O 2.º andar do prédio pombalino da Rua da Madalena é o espaço da associação Solidariedade Imigrante (Solim), que ajuda os imigrantes no processo de legalização em Portugal. Há quem chegue ali depois de esperar dois, três, quatro anos pela autorização de residência que não chega, depois de muitas idas ao Serviço de Estrangeiros e Fronteiras (SEF), em muitos casos depois de anos a descontar para a Segurança Social. Ali fazem-se muitas perguntas e há uma que sobressai sobre todas as outras - "Porquê?" Todos se reclamam do mesmo - pessoas comuns que deixaram o país de origem à procura de uma vida melhor, que trabalham, que em muitos casos sustentam as famílias que deixaram para trás, e que não compreendem os anos que se sucedem à espera da regularização no país. Esta é a história de quatro dessas pessoas.

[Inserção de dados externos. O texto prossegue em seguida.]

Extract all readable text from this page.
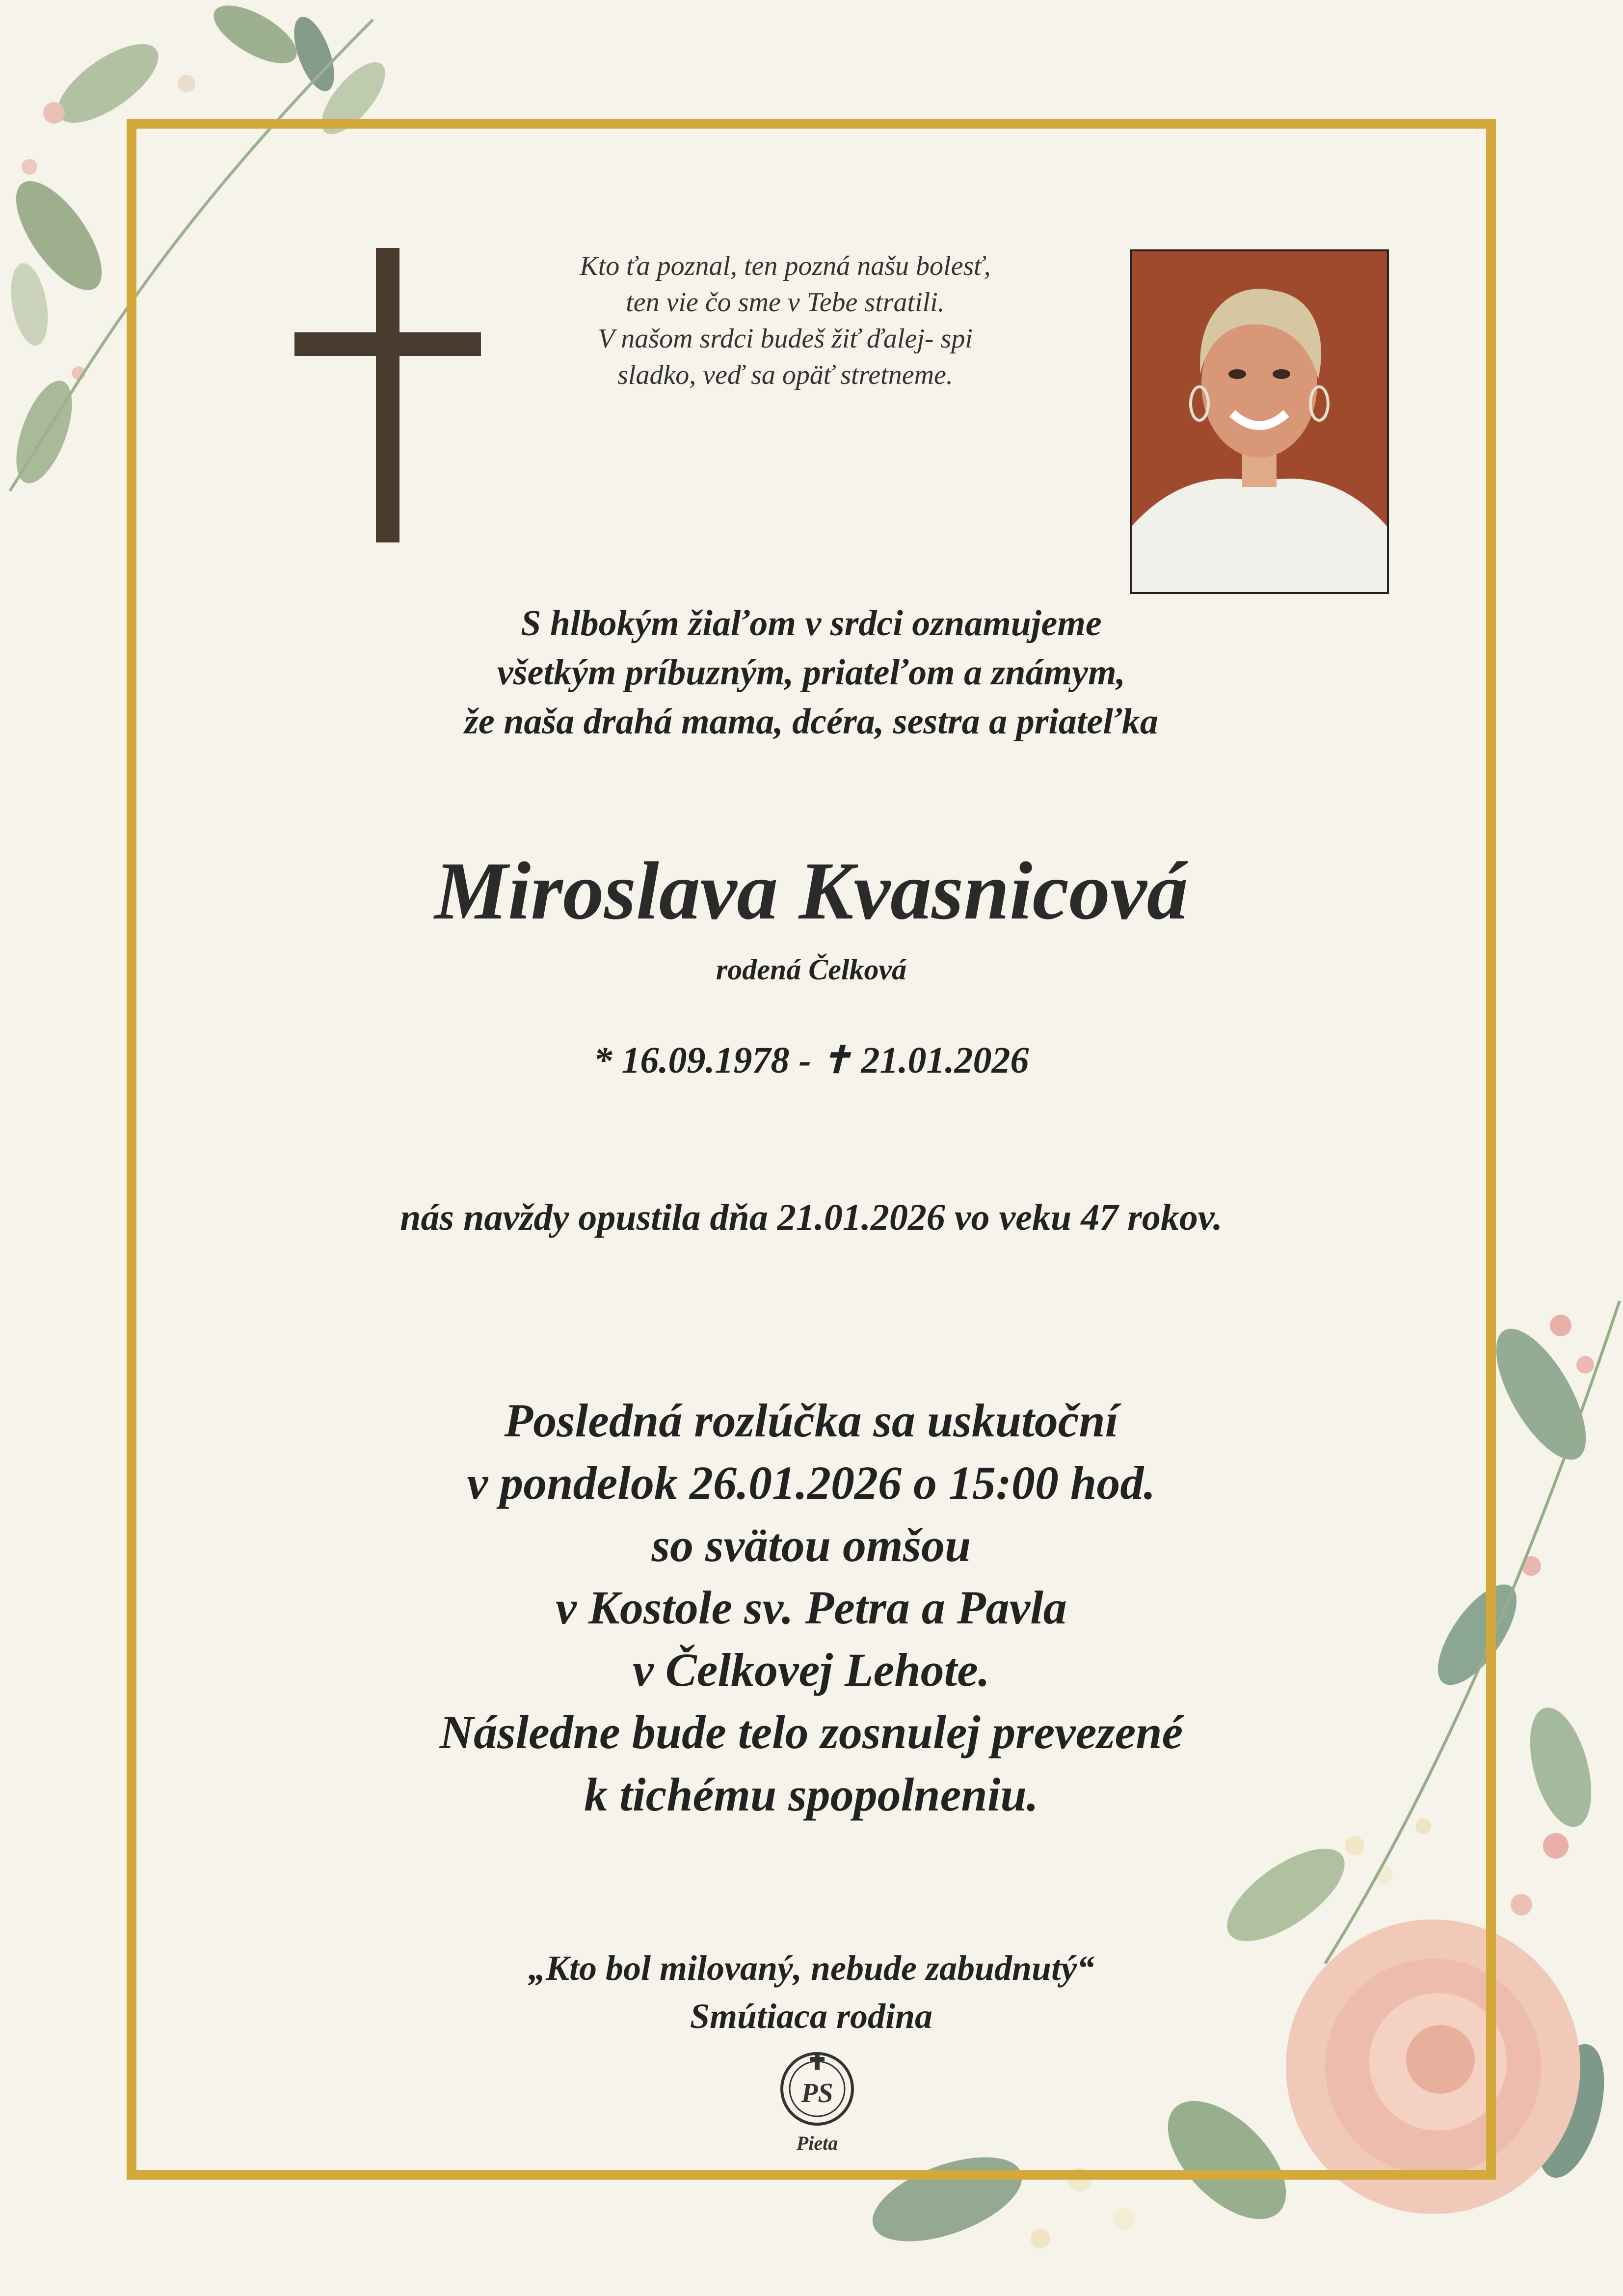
Kto ťa poznal, ten pozná našu bolesť,
ten vie čo sme v Tebe stratili.
V našom srdci budeš žiť ďalej- spi
sladko, veď sa opäť stretneme.
S hlbokým žiaľom v srdci oznamujeme
všetkým príbuzným, priateľom a známym,
že naša drahá mama, dcéra, sestra a priateľka
Miroslava Kvasnicová
rodená Čelková
* 16.09.1978 - ✝ 21.01.2026
nás navždy opustila dňa 21.01.2026 vo veku 47 rokov.
Posledná rozlúčka sa uskutoční
v pondelok 26.01.2026 o 15:00 hod.
so svätou omšou
v Kostole sv. Petra a Pavla
v Čelkovej Lehote.
Následne bude telo zosnulej prevezené
k tichému spopolneniu.
„Kto bol milovaný, nebude zabudnutý“
Smútiaca rodina
PS
Pieta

Quatro anos e uma ordem de saída

Lurdes Tavares chegou da sua terra natal, Cabo Verde, a 25 de julho de 2013. Diz a data de cor com a certeza de quem conta os dias desde esse dia inicial. Entrou com visto legal (mas não de trabalho), que depressa expirou. Já cá tinha família, tias, um irmão, começou rapidamente a trabalhar. Mas nos dois primeiros empregos deparou-se com o mesmo problema: apesar de sucessivas promessas, o contrato de trabalho não aparecia. É "para o mês que vem", é "para o outro", e nunca chegava a ser. Deixou o primeiro emprego, deixou o segundo e em 2014, quando já tinha contrato e descontos feitos para a Segurança Social, meteu os papéis para se legalizar. Esperou, esperou, até julho de 2017. Mas não foi a legalização que chegou. Foi uma ordem de saída do país.

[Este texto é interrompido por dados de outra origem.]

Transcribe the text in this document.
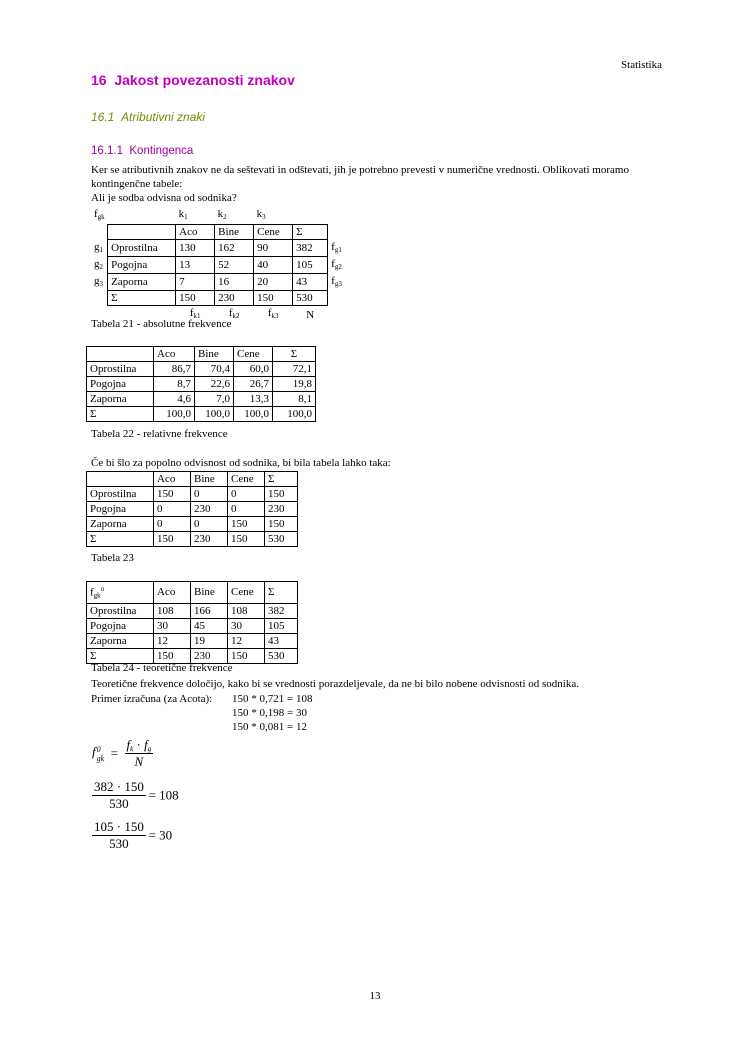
Statistika
16 Jakost povezanosti znakov
16.1 Atributivni znaki
16.1.1 Kontingenca
Ker se atributivnih znakov ne da seštevati in odštevati, jih je potrebno prevesti v numerične vrednosti. Oblikovati moramo kontingenčne tabele:
Ali je sodba odvisna od sodnika?
$f_{gk}$		$k_1$	$k_2$	$k_3$		
		Aco	Bine	Cene	Σ	
$g_1$	Oprostilna	130	162	90	382	$f_{g1}$
$g_2$	Pogojna	13	52	40	105	$f_{g2}$
$g_3$	Zaporna	7	16	20	43	$f_{g3}$
	Σ	150	230	150	530	
		$f_{k1}$	$f_{k2}$	$f_{k3}$	N	
Tabela 21 - absolutne frekvence
	Aco	Bine	Cene	Σ
Oprostilna	86,7	70,4	60,0	72,1
Pogojna	8,7	22,6	26,7	19,8
Zaporna	4,6	7,0	13,3	8,1
Σ	100,0	100,0	100,0	100,0
Tabela 22 - relativne frekvence
Če bi šlo za popolno odvisnost od sodnika, bi bila tabela lahko taka:
	Aco	Bine	Cene	Σ
Oprostilna	150	0	0	150
Pogojna	0	230	0	230
Zaporna	0	0	150	150
Σ	150	230	150	530
Tabela 23
$f_{gk}^o$	Aco	Bine	Cene	Σ
Oprostilna	108	166	108	382
Pogojna	30	45	30	105
Zaporna	12	19	12	43
Σ	150	230	150	530
Tabela 24 - teoretične frekvence
Teoretične frekvence določijo, kako bi se vrednosti porazdeljevale, da ne bi bilo nobene odvisnosti od sodnika.
Primer izračuna (za Acota): 150 * 0,721 = 108
150 * 0,198 = 30
150 * 0,081 = 12
f 0
gk = $\frac{f_k \cdot f_g}{N}$
$\frac{382 \cdot 150}{530} = 108$
$\frac{105 \cdot 150}{530} = 30$
13
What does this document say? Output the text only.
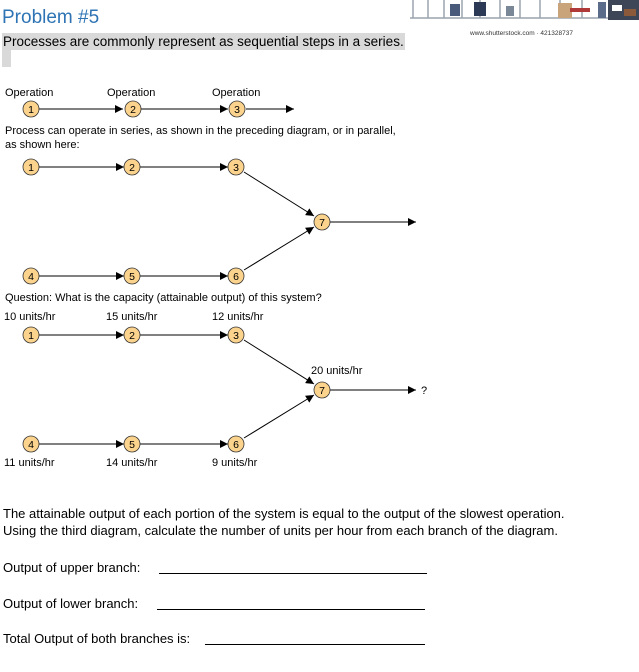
Problem #5
Processes are commonly represent as sequential steps in a series.
www.shutterstock.com · 421328737
Operation	Operation	Operation
1	2	3
Process can operate in series, as shown in the preceding diagram, or in parallel,
as shown here:
1	2	3
7
4	5	6
Question: What is the capacity (attainable output) of this system?
10 units/hr	15 units/hr	12 units/hr
20 units/hr
11 units/hr	14 units/hr	9 units/hr
?
1	2	3
7
4	5	6
The attainable output of each portion of the system is equal to the output of the slowest operation.
Using the third diagram, calculate the number of units per hour from each branch of the diagram.
Output of upper branch:
Output of lower branch:
Total Output of both branches is:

Lurdes tira o papel da mala, sem conseguir conter as lágrimas. Está lá escrito com todas as letras: "Deverá abandonar o território nacional no prazo de 20 dias, caso contrário incorrerá em expulsão." Tira um e outro papel, faz questão de os mostrar, como se a evidência do que lá está escrito pudesse anular a determinação do SEF. "Está aqui o contrato de trabalho, é legal, tenho este contrato há ano e meio, estão aqui os descontos para a Segurança Social, todos os meses. Eu estou a trabalhar para criar os meus filhos." Vive em Almada, sai de casa às cinco da manhã para ir trabalhar, na casa onde lhe fizeram o contrato, a que junta trabalhos esporádicos que vai arranjando para compor o orçamento. Lurdes deixou em Cabo Verde os dois filhos, agora com 14 e 10 anos. Não os vê desde 2014, perdida no mesmo labirinto que todos imigrantes à espera da regularização apontam à situação de limbo em que se veem, impedidos de sair do país sob pena de terem todo o processo anulado ou de não conseguirem voltar: "Não consigo trazê-los e não posso ir vê-los." Lurdes todos os meses manda dinheiro para as crianças. "Vivem com a minha irmã mais nova. Não têm pai, não têm avós, quem é que os sustenta?"Agora, na perspetiva de ter de deixar Portugal e regressar a Cabo Verde, não sabe o que fazer: "Vou viver de quê lá? Não há nada!" E novamente a indignação à mistura com impotência: "Já fui 12 vezes ao SEF, 12 vezes. Não consigo fazer nada." As lágrimas voltam-lhe ao rosto.

"Eu pago Segurança Social. Para mim, não há bancos, não há hospitais. Estou cá há quatro anos, a trabalhar, tenho direito a uma consulta", protesta Lurdes. "É muito complicado, tenho muita mágoa disso. Nem quero falar." Lurdes volta a arrumar os papéis rapidamente. Não sabe o que pode fazer, mas tem de fazer qualquer coisa. O tempo está a contar.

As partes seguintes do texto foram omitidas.